Rubar ile birlikte çoban dedenin yanına gittik, selamlaştıktan sonra:
- Dede, bugünlerde arkadaşları gördün mü? diye sordum. Ancak dede cevap verecekken, kadın yıldırım hızıyla benimle dedenin arasına girerek dedeyi arkasına aldı. İki kolunu yanlara doğru açarak:
- O kördür, sağırdır, dilsizdir, hiç bir şey bilmez, dedi. Yüzündeki sert ifade buzulları andırıyordu. Gözleri az önce sakladığı bütün düşünceleri yansıtıyordu. Yurtsever olduğu söylenen bu zomda böyle bir tutumla karşılaşmayı hiç birimiz beklemiyorduk. Rubar yavaşça kolumdan tutup:
- Hadi gidelim, dedi.
Donup kalmıştım. Kadının gözlerinde en ufak bir titreme yoktu. Kolları dimdikti. Rubar, ikinci kez:
- Hadi gidelim, diyinceye kadar da kadında pişmanlık veya ikirciklik göremedim.

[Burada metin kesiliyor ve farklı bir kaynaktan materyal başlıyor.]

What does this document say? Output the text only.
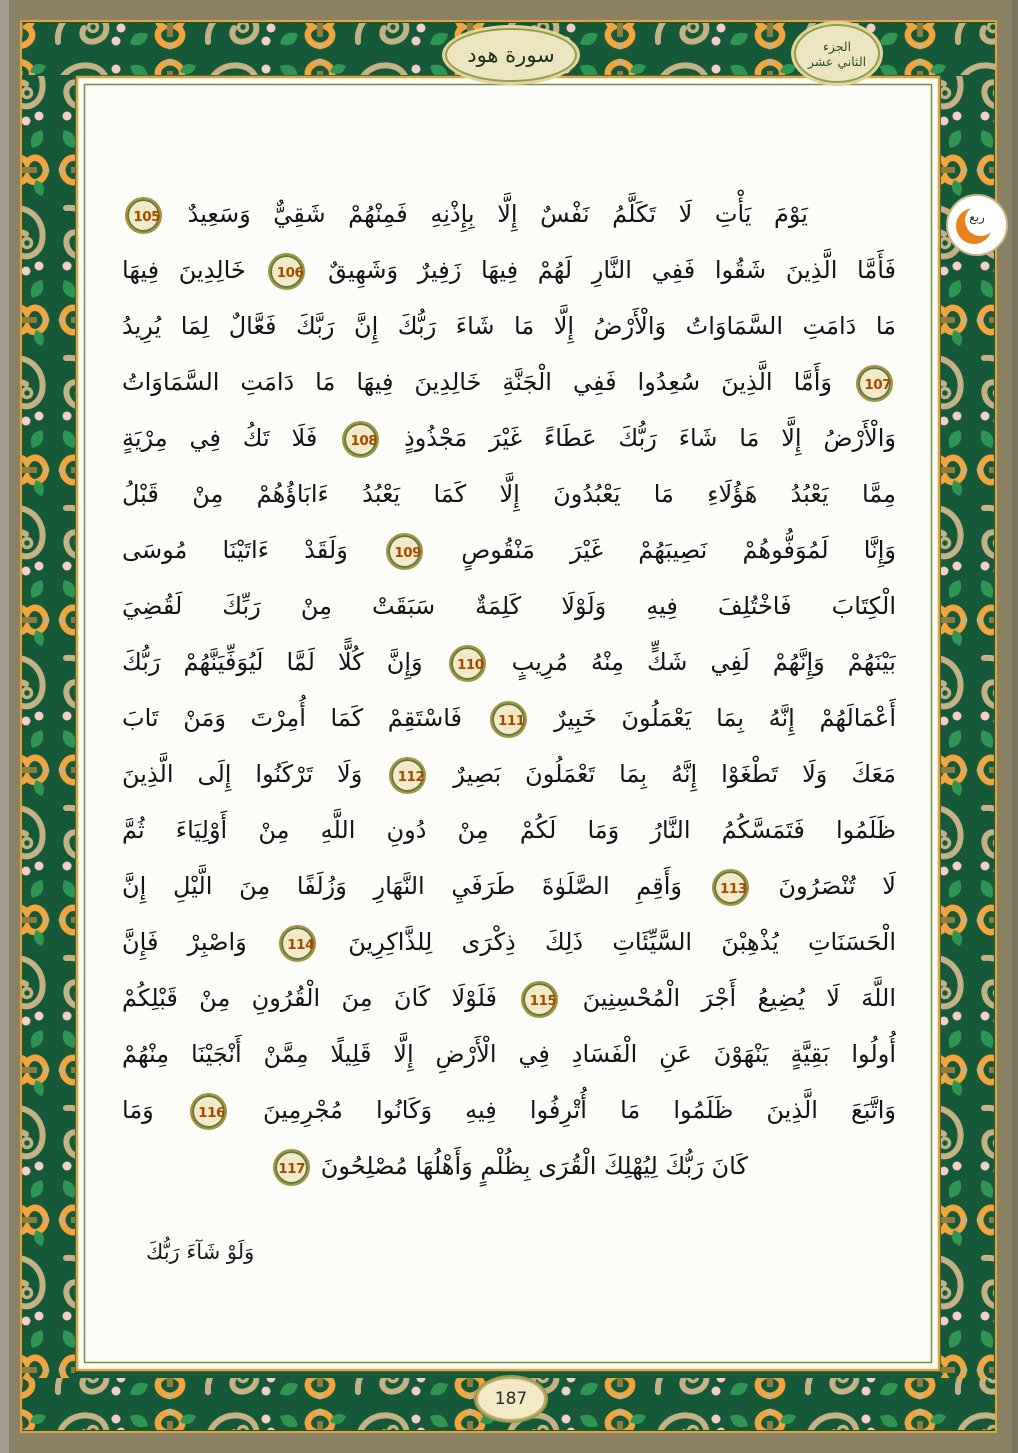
سورة هود	الجزء
الثاني عشر
ربع
يَوْمَ يَأْتِ لَا تَكَلَّمُ نَفْسٌ إِلَّا بِإِذْنِهِ فَمِنْهُمْ شَقِيٌّ وَسَعِيدٌ 105
فَأَمَّا الَّذِينَ شَقُوا فَفِي النَّارِ لَهُمْ فِيهَا زَفِيرٌ وَشَهِيقٌ 106 خَالِدِينَ فِيهَا
مَا دَامَتِ السَّمَاوَاتُ وَالْأَرْضُ إِلَّا مَا شَاءَ رَبُّكَ إِنَّ رَبَّكَ فَعَّالٌ لِمَا يُرِيدُ
107 وَأَمَّا الَّذِينَ سُعِدُوا فَفِي الْجَنَّةِ خَالِدِينَ فِيهَا مَا دَامَتِ السَّمَاوَاتُ
وَالْأَرْضُ إِلَّا مَا شَاءَ رَبُّكَ عَطَاءً غَيْرَ مَجْذُوذٍ 108 فَلَا تَكُ فِي مِرْيَةٍ
مِمَّا يَعْبُدُ هَؤُلَاءِ مَا يَعْبُدُونَ إِلَّا كَمَا يَعْبُدُ ءَابَاؤُهُمْ مِنْ قَبْلُ
وَإِنَّا لَمُوَفُّوهُمْ نَصِيبَهُمْ غَيْرَ مَنْقُوصٍ 109 وَلَقَدْ ءَاتَيْنَا مُوسَى
الْكِتَابَ فَاخْتُلِفَ فِيهِ وَلَوْلَا كَلِمَةٌ سَبَقَتْ مِنْ رَبِّكَ لَقُضِيَ
بَيْنَهُمْ وَإِنَّهُمْ لَفِي شَكٍّ مِنْهُ مُرِيبٍ 110 وَإِنَّ كُلًّا لَمَّا لَيُوَفِّيَنَّهُمْ رَبُّكَ
أَعْمَالَهُمْ إِنَّهُ بِمَا يَعْمَلُونَ خَبِيرٌ 111 فَاسْتَقِمْ كَمَا أُمِرْتَ وَمَنْ تَابَ
مَعَكَ وَلَا تَطْغَوْا إِنَّهُ بِمَا تَعْمَلُونَ بَصِيرٌ 112 وَلَا تَرْكَنُوا إِلَى الَّذِينَ
ظَلَمُوا فَتَمَسَّكُمُ النَّارُ وَمَا لَكُمْ مِنْ دُونِ اللَّهِ مِنْ أَوْلِيَاءَ ثُمَّ
لَا تُنْصَرُونَ 113 وَأَقِمِ الصَّلَوٰةَ طَرَفَيِ النَّهَارِ وَزُلَفًا مِنَ الَّيْلِ إِنَّ
الْحَسَنَاتِ يُذْهِبْنَ السَّيِّئَاتِ ذَلِكَ ذِكْرَى لِلذَّاكِرِينَ 114 وَاصْبِرْ فَإِنَّ
اللَّهَ لَا يُضِيعُ أَجْرَ الْمُحْسِنِينَ 115 فَلَوْلَا كَانَ مِنَ الْقُرُونِ مِنْ قَبْلِكُمْ
أُولُوا بَقِيَّةٍ يَنْهَوْنَ عَنِ الْفَسَادِ فِي الْأَرْضِ إِلَّا قَلِيلًا مِمَّنْ أَنْجَيْنَا مِنْهُمْ
وَاتَّبَعَ الَّذِينَ ظَلَمُوا مَا أُتْرِفُوا فِيهِ وَكَانُوا مُجْرِمِينَ 116 وَمَا
كَانَ رَبُّكَ لِيُهْلِكَ الْقُرَى بِظُلْمٍ وَأَهْلُهَا مُصْلِحُونَ 117
وَلَوْ شَآءَ رَبُّكَ
187
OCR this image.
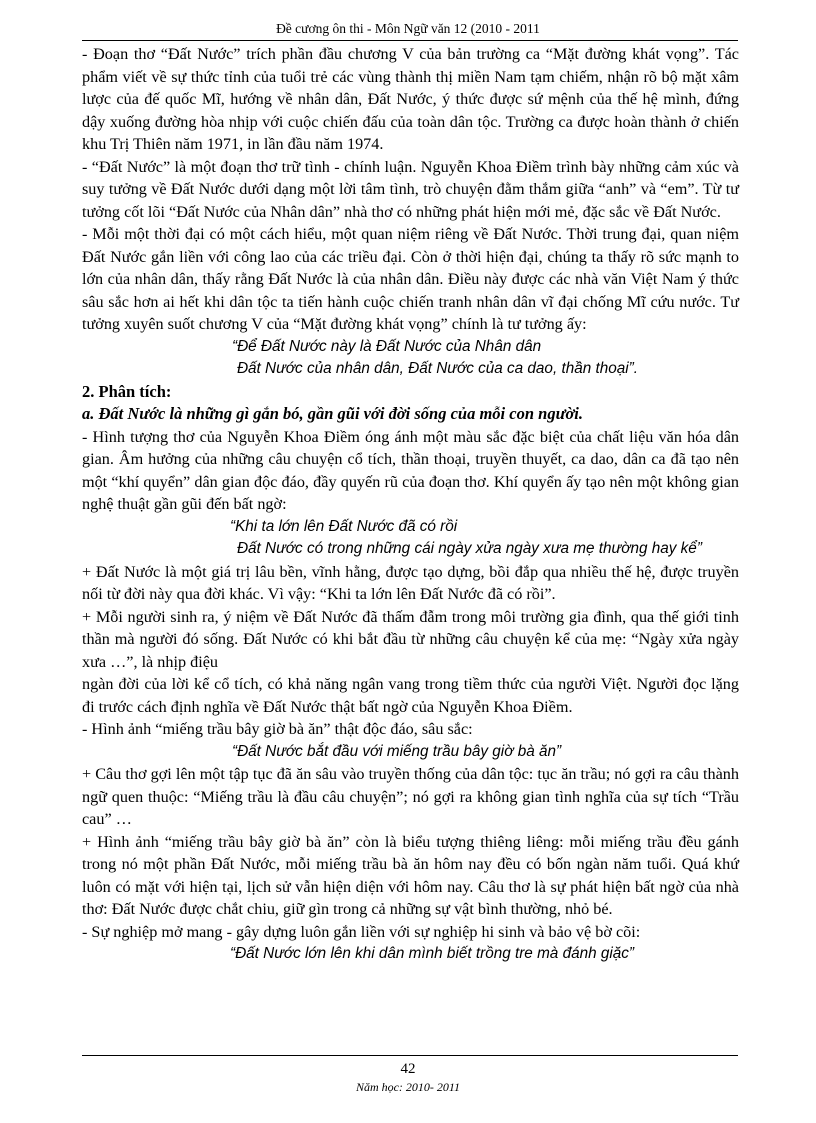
Đề cương ôn thi - Môn Ngữ văn 12 (2010 - 2011

- Đoạn thơ “Đất Nước” trích phần đầu chương V của bản trường ca “Mặt đường khát vọng”. Tác phẩm viết về sự thức tỉnh của tuổi trẻ các vùng thành thị miền Nam tạm chiếm, nhận rõ bộ mặt xâm lược của đế quốc Mĩ, hướng về nhân dân, Đất Nước, ý thức được sứ mệnh của thế hệ mình, đứng dậy xuống đường hòa nhịp với cuộc chiến đấu của toàn dân tộc. Trường ca được hoàn thành ở chiến khu Trị Thiên năm 1971, in lần đầu năm 1974.

- “Đất Nước” là một đoạn thơ trữ tình - chính luận. Nguyễn Khoa Điềm trình bày những cảm xúc và suy tưởng về Đất Nước dưới dạng một lời tâm tình, trò chuyện đằm thắm giữa “anh” và “em”. Từ tư tưởng cốt lõi “Đất Nước của Nhân dân” nhà thơ có những phát hiện mới mẻ, đặc sắc về Đất Nước.

- Mỗi một thời đại có một cách hiểu, một quan niệm riêng về Đất Nước. Thời trung đại, quan niệm Đất Nước gắn liền với công lao của các triều đại. Còn ở thời hiện đại, chúng ta thấy rõ sức mạnh to lớn của nhân dân, thấy rằng Đất Nước là của nhân dân. Điều này được các nhà văn Việt Nam ý thức sâu sắc hơn ai hết khi dân tộc ta tiến hành cuộc chiến tranh nhân dân vĩ đại chống Mĩ cứu nước. Tư tưởng xuyên suốt chương V của “Mặt đường khát vọng” chính là tư tưởng ấy:

“Để Đất Nước này là Đất Nước của Nhân dân

Đất Nước của nhân dân, Đất Nước của ca dao, thần thoại”.

2. Phân tích:

a. Đất Nước là những gì gắn bó, gần gũi với đời sống của mỗi con người.

- Hình tượng thơ của Nguyễn Khoa Điềm óng ánh một màu sắc đặc biệt của chất liệu văn hóa dân gian. Âm hưởng của những câu chuyện cổ tích, thần thoại, truyền thuyết, ca dao, dân ca đã tạo nên một “khí quyển” dân gian độc đáo, đầy quyến rũ của đoạn thơ. Khí quyển ấy tạo nên một không gian nghệ thuật gần gũi đến bất ngờ:

“Khi ta lớn lên Đất Nước đã có rồi

Đất Nước có trong những cái ngày xửa ngày xưa mẹ thường hay kể”

+ Đất Nước là một giá trị lâu bền, vĩnh hằng, được tạo dựng, bồi đắp qua nhiều thế hệ, được truyền nối từ đời này qua đời khác. Vì vậy: “Khi ta lớn lên Đất Nước đã có rồi”.

+ Mỗi người sinh ra, ý niệm về Đất Nước đã thấm đẫm trong môi trường gia đình, qua thế giới tinh thần mà người đó sống. Đất Nước có khi bắt đầu từ những câu chuyện kể của mẹ: “Ngày xửa ngày xưa …”, là nhịp điệu

ngàn đời của lời kể cổ tích, có khả năng ngân vang trong tiềm thức của người Việt. Người đọc lặng đi trước cách định nghĩa về Đất Nước thật bất ngờ của Nguyễn Khoa Điềm.

- Hình ảnh “miếng trầu bây giờ bà ăn” thật độc đáo, sâu sắc:

“Đất Nước bắt đầu với miếng trầu bây giờ bà ăn”

+ Câu thơ gợi lên một tập tục đã ăn sâu vào truyền thống của dân tộc: tục ăn trầu; nó gợi ra câu thành ngữ quen thuộc: “Miếng trầu là đầu câu chuyện”; nó gợi ra không gian tình nghĩa của sự tích “Trầu cau” …

+ Hình ảnh “miếng trầu bây giờ bà ăn” còn là biểu tượng thiêng liêng: mỗi miếng trầu đều gánh trong nó một phần Đất Nước, mỗi miếng trầu bà ăn hôm nay đều có bốn ngàn năm tuổi. Quá khứ luôn có mặt với hiện tại, lịch sử vẫn hiện diện với hôm nay. Câu thơ là sự phát hiện bất ngờ của nhà thơ: Đất Nước được chắt chiu, giữ gìn trong cả những sự vật bình thường, nhỏ bé.

- Sự nghiệp mở mang - gây dựng luôn gắn liền với sự nghiệp hi sinh và bảo vệ bờ cõi:

“Đất Nước lớn lên khi dân mình biết trồng tre mà đánh giặc”

42
Năm học: 2010- 2011
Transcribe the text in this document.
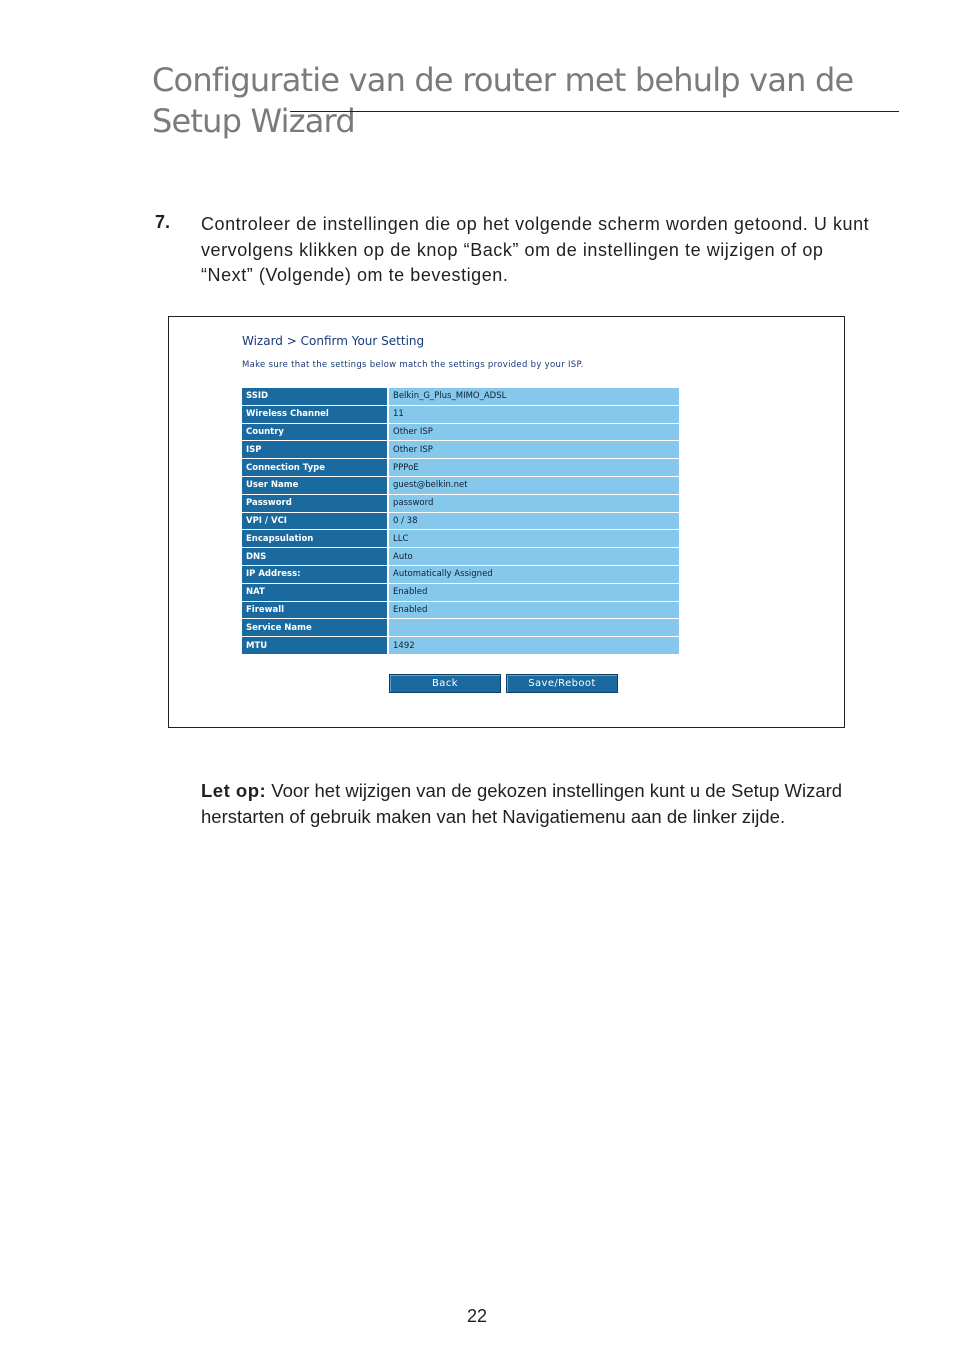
Configuratie van de router met behulp van de
Setup Wizard
7. Controleer de instellingen die op het volgende scherm worden getoond. U kunt vervolgens klikken op de knop “Back” om de instellingen te wijzigen of op “Next” (Volgende) om te bevestigen.
Wizard > Confirm Your Setting
Make sure that the settings below match the settings provided by your ISP.
SSID	Belkin_G_Plus_MIMO_ADSL
Wireless Channel	11
Country	Other ISP
ISP	Other ISP
Connection Type	PPPoE
User Name	guest@belkin.net
Password	password
VPI / VCI	0 / 38
Encapsulation	LLC
DNS	Auto
IP Address:	Automatically Assigned
NAT	Enabled
Firewall	Enabled
Service Name	
MTU	1492
Back	Save/Reboot
Let op: Voor het wijzigen van de gekozen instellingen kunt u de Setup Wizard herstarten of gebruik maken van het Navigatiemenu aan de linker zijde.
22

Anlam veremediğim bu sahneler duygularımda büyük çalkantılar yaratmıştı. Belki ağlamak çözüm değildi ama halkın bu tutumunu kabul etmek de kolay değildi.
- Neden böyle davrandılar? diye sordum Rubar’a.
Rubar fazla emin olmasa da, başka bir açıklamasını bulamadığı bu durumu kendisine has belirlemelerle anlatmaya çalıştı.
- Askeri elbiselerimiz ve silahlarımız çok yeni. Üstelik davranışlarımız da gerillanın kendine has davranışlarına benzemiyor.
- Ne var bunda? Akademiden henüz geldik, elbette ki yeniliğin izleri olacak, dedim.
- Elbette ki öyle ama savaş koşullarında bu ayrıntılar kalın çizgilerle çizilmiştir. O kadın bizi kontrgerilla zannettiği için, hiç bir şey söylemedi. Bizi bizden sakladı.